You resided in your home, sitting cozy by the fire before your front door creaked open. You'd leave it unlocked, for a certain someone.
The night presses heavy like a wet blanket, thick with the scent of rain. The flame of the hearth flickered, shadows dancing across your face almost as if absorbing the warmth against your skin.
Your home stands quiet, a lone light spilling warm and steady through the window, a beacon in a world that’s been cold and hard for longer than you care to count.
Lei Heng leans against the chipped brick wall beside your door, the worn leather of his coat creaking softly as he shifts his weight.
His breath hangs in the cool air, a slow plume of smoke drifting from the cigar clenched between his teeth. The glow of the embers dances in rhythm with his uneven, deliberate drawl.
“I’m rough, loud, meaner than a cornered rattler most days,” his voice low and thick like the fog rolling over the city’s gutters.
“But when it’s you... somethin’ changes. Edge dulls just a bit. Like the world’s been kicked down, but maybe—just maybe—there’s somethin’ softer left inside.”
His gaze flickers up to the dim glow of your window, where shadows move and shift like whispered secrets. He squints through the haze, trying to catch a glimpse of whatever quiet peace you hold inside those four walls.
The air is still, but there’s an electric charge—like the calm right before a storm, or the way a gunmetal bullet feels cold and heavy in the palm before it’s fired.
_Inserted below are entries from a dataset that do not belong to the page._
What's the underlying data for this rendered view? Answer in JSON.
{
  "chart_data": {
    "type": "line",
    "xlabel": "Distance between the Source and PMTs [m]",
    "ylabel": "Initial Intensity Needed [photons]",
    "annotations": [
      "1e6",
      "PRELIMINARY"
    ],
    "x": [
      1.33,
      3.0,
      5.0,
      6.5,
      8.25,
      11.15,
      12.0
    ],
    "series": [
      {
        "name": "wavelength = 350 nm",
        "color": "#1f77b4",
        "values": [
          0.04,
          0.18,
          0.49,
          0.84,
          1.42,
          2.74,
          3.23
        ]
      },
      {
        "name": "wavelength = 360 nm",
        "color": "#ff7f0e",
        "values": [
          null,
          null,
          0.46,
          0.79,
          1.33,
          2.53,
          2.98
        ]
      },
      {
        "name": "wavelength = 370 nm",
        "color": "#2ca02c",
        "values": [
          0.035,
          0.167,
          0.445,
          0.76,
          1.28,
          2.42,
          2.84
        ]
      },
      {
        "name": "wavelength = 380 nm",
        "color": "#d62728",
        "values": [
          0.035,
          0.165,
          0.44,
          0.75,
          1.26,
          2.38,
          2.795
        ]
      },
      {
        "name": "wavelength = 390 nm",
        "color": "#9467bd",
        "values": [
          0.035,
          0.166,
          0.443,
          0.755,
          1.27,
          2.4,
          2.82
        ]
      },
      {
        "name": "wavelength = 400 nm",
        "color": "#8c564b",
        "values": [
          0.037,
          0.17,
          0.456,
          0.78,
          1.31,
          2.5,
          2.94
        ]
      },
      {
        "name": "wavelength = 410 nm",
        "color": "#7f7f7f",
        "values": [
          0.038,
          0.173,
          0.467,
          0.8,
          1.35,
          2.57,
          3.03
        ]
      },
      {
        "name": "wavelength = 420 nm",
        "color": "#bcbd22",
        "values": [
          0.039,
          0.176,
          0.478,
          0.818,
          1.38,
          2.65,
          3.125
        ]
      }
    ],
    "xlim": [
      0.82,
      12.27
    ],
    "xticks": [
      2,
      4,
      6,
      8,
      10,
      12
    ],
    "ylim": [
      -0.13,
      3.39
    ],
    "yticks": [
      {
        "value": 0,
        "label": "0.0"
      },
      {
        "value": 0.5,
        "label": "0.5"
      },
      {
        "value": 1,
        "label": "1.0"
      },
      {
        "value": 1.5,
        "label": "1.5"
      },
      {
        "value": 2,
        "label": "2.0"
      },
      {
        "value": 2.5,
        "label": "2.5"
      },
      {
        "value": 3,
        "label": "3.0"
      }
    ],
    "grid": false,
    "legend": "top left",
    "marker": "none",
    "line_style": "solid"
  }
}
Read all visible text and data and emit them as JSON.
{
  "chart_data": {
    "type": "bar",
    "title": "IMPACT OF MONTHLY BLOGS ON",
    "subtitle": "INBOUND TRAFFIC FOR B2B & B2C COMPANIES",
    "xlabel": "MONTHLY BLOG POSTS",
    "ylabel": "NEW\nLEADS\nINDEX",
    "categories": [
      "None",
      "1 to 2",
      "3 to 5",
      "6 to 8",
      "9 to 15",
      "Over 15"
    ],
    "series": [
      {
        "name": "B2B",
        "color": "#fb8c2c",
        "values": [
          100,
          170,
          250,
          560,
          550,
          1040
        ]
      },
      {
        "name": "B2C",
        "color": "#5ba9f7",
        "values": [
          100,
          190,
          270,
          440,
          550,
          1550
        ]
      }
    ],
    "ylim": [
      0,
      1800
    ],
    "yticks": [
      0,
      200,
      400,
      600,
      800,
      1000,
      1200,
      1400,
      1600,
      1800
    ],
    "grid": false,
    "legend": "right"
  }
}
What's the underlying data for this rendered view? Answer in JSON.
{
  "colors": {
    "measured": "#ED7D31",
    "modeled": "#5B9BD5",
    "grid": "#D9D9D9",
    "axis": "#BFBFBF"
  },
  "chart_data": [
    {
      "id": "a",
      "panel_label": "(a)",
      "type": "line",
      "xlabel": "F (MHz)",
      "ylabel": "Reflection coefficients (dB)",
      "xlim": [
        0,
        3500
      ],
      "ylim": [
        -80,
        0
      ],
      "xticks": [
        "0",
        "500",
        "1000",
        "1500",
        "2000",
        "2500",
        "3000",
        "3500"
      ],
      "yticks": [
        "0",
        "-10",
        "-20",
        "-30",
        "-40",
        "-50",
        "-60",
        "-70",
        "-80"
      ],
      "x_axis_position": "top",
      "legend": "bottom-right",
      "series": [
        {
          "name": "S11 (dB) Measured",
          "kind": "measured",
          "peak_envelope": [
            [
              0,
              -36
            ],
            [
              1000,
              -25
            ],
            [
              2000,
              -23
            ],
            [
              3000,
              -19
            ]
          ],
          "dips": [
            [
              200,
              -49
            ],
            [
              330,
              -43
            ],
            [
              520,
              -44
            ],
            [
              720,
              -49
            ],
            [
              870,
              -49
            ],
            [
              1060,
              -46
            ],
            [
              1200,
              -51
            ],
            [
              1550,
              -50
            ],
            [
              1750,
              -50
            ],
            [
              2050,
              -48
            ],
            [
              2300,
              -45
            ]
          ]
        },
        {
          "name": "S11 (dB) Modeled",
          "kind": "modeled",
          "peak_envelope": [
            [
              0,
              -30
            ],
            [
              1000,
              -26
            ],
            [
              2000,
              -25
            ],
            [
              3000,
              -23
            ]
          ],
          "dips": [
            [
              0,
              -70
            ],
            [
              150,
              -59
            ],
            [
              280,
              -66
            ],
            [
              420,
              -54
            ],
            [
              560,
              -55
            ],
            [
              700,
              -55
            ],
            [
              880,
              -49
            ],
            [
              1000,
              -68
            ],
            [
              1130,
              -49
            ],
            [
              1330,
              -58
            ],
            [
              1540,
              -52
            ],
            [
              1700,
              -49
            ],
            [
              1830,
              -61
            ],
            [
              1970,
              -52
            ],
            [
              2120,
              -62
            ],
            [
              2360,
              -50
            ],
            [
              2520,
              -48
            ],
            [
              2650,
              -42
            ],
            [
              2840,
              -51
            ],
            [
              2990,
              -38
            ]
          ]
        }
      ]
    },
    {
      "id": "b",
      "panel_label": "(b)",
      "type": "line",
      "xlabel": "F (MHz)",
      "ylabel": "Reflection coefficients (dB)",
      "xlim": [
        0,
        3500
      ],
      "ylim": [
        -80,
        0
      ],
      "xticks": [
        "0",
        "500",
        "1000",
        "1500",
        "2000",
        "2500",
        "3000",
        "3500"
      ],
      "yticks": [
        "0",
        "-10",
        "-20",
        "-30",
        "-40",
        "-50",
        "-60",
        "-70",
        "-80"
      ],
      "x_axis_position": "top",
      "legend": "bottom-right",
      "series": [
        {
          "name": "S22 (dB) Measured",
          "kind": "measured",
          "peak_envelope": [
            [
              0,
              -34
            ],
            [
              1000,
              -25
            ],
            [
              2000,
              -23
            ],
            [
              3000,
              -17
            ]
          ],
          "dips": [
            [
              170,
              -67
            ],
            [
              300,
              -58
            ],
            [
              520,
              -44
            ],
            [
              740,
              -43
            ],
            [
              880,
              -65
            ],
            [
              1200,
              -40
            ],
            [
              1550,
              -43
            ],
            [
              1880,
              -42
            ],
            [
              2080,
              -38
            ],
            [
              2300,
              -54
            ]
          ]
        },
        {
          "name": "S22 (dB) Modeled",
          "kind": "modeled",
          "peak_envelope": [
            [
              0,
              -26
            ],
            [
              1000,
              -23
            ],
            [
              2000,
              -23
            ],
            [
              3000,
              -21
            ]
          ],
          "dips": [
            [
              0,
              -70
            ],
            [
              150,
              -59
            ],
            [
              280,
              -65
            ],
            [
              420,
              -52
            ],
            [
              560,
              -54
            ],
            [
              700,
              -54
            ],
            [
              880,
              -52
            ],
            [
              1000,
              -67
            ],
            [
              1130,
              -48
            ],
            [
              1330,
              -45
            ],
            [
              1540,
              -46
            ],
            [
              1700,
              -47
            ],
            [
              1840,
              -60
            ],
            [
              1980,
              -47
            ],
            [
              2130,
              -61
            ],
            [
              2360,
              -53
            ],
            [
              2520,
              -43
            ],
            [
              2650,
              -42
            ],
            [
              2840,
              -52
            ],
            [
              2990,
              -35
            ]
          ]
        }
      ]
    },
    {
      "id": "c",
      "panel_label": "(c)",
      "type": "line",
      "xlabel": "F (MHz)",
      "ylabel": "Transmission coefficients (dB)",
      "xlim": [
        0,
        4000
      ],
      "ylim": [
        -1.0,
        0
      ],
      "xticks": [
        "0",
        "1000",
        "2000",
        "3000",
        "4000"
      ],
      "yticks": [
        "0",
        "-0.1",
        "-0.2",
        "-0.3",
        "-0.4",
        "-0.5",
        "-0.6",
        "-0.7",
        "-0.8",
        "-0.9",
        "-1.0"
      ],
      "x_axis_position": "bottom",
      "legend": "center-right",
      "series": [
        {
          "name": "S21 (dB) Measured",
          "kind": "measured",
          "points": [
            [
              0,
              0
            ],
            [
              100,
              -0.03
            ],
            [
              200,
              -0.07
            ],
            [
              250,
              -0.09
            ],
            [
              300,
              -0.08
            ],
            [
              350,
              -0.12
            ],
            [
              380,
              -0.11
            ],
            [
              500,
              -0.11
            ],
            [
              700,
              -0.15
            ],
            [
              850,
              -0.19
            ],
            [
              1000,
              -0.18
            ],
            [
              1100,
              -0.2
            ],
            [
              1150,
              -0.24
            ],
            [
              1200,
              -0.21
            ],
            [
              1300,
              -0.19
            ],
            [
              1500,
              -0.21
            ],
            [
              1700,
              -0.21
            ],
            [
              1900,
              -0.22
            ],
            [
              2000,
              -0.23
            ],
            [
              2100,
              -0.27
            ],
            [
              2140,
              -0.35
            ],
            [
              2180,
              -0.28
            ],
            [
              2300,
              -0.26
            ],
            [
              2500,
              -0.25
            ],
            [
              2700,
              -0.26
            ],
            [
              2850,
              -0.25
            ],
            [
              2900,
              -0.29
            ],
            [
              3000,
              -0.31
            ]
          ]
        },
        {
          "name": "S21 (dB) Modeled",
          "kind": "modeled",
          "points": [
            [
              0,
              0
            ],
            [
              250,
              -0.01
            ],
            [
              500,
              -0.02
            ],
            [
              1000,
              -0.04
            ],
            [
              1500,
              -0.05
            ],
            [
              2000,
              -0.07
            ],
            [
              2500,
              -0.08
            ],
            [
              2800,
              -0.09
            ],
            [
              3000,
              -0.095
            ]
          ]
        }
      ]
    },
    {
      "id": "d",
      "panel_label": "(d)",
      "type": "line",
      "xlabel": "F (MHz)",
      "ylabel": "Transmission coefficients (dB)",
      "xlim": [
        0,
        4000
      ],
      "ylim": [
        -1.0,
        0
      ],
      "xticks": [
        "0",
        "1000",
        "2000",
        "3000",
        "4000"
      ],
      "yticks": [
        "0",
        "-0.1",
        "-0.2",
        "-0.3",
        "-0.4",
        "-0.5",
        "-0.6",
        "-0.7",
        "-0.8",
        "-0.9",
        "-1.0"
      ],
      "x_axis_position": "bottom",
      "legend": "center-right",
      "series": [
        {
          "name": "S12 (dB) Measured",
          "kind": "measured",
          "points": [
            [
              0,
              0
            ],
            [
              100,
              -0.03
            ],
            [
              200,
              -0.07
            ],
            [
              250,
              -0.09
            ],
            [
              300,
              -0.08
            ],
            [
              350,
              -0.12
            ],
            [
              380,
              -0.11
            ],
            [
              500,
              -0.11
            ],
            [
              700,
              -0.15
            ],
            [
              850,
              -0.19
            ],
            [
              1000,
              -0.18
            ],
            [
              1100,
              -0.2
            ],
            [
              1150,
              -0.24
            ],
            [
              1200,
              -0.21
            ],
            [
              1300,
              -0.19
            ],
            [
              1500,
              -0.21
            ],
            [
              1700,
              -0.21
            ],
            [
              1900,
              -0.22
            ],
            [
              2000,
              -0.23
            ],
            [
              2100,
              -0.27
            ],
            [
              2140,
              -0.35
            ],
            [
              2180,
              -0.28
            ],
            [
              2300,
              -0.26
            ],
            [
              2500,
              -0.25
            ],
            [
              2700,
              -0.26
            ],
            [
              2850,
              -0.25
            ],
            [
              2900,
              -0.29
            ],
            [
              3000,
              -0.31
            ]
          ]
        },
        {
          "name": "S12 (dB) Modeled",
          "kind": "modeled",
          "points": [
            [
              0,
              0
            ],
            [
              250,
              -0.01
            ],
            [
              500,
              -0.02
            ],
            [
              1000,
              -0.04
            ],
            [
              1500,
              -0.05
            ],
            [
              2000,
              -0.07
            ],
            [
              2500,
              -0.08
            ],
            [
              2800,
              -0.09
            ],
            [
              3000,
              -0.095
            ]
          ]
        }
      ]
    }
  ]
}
“Ain’t sure how to say it right, hell, I ain’t good with soft talk,” he admits, dragging smoke slow and deep.
“But you... you’re somethin’ I can’t quit thinkin’ on. Like a bad habit that sticks, or a song that gets caught under my skin.”
The cigar glows brighter, then dims, matching the rhythm of his words.
“See, I got bullets with names on ‘em. Foes, debts, ghosts... hell, even friends who’ve crossed the line,” he says, voice growing quieter but no less raw.
“But yours ain’t one. Not yet, anyhow. Ain’t marked you for harm, ‘cause you’re different. You’re the calm I wanna chase, the quiet I wanna keep.”
He shifts again, boots scraping softly on the old wooden flooring as if trying to steady himself against some invisible weight. His eyes, sharp and dark under heavy lids, reflect the faint light—haunted and hesitant.
“Most nights, I’m all fire and fightin’. The city don’t sleep, and neither do I. But when I’m here, standin’ by your door, all that noise falls away. It’s just me, and this smoke, and... you.”
He pauses, the silence stretching long enough to hear the distant hum of a train, the soft rustle of a breeze sneaking through the window panes.
“I’m no hero, no saint,” he continues, voice rough but honest.
“But maybe... maybe for once, I wanna be somethin’ else. Maybe I wanna be the kind of man who stands watch, who fights less with fists and more with... quiet. Who holds on instead of lettin’ go.”
The last embers of his cigar burn low, glowing faintly in the dark.
“So I’ll be here, sugar. Watchin’, waitin’... with my bullets still warm in my coat, and my heart a little colder than it used to be. But for you? I’m ready to risk it all.”
The night deepens, swallowing his words in the dark. The hearth flickers once more, and then steady again, as if bearing silent witness to the slow, stubborn fire burning.
He leans against the doorway, eyes dark like storm clouds, voice low and rough as gravel.
He saunters over quietly, taking a seat on the floor by the edge of your bed as he looks at you. Your face softened, younger even, from the flickering flames.
His face no longer having that signature smirk of his, but something far more tender.
He tugged the blanket a bit higher over your form, brushing your bangs away from your face, a stark contrast from his calloused hands riddled with scars, and burns.
A low chuckle escaped him, as he murmured softly.
"Y'know...maybe a peaceful life wouldn't be so bad. But, It'd have t'be with you."
A pause of contemplation.
"Whaddya think of runnin' away from it all, sugar?"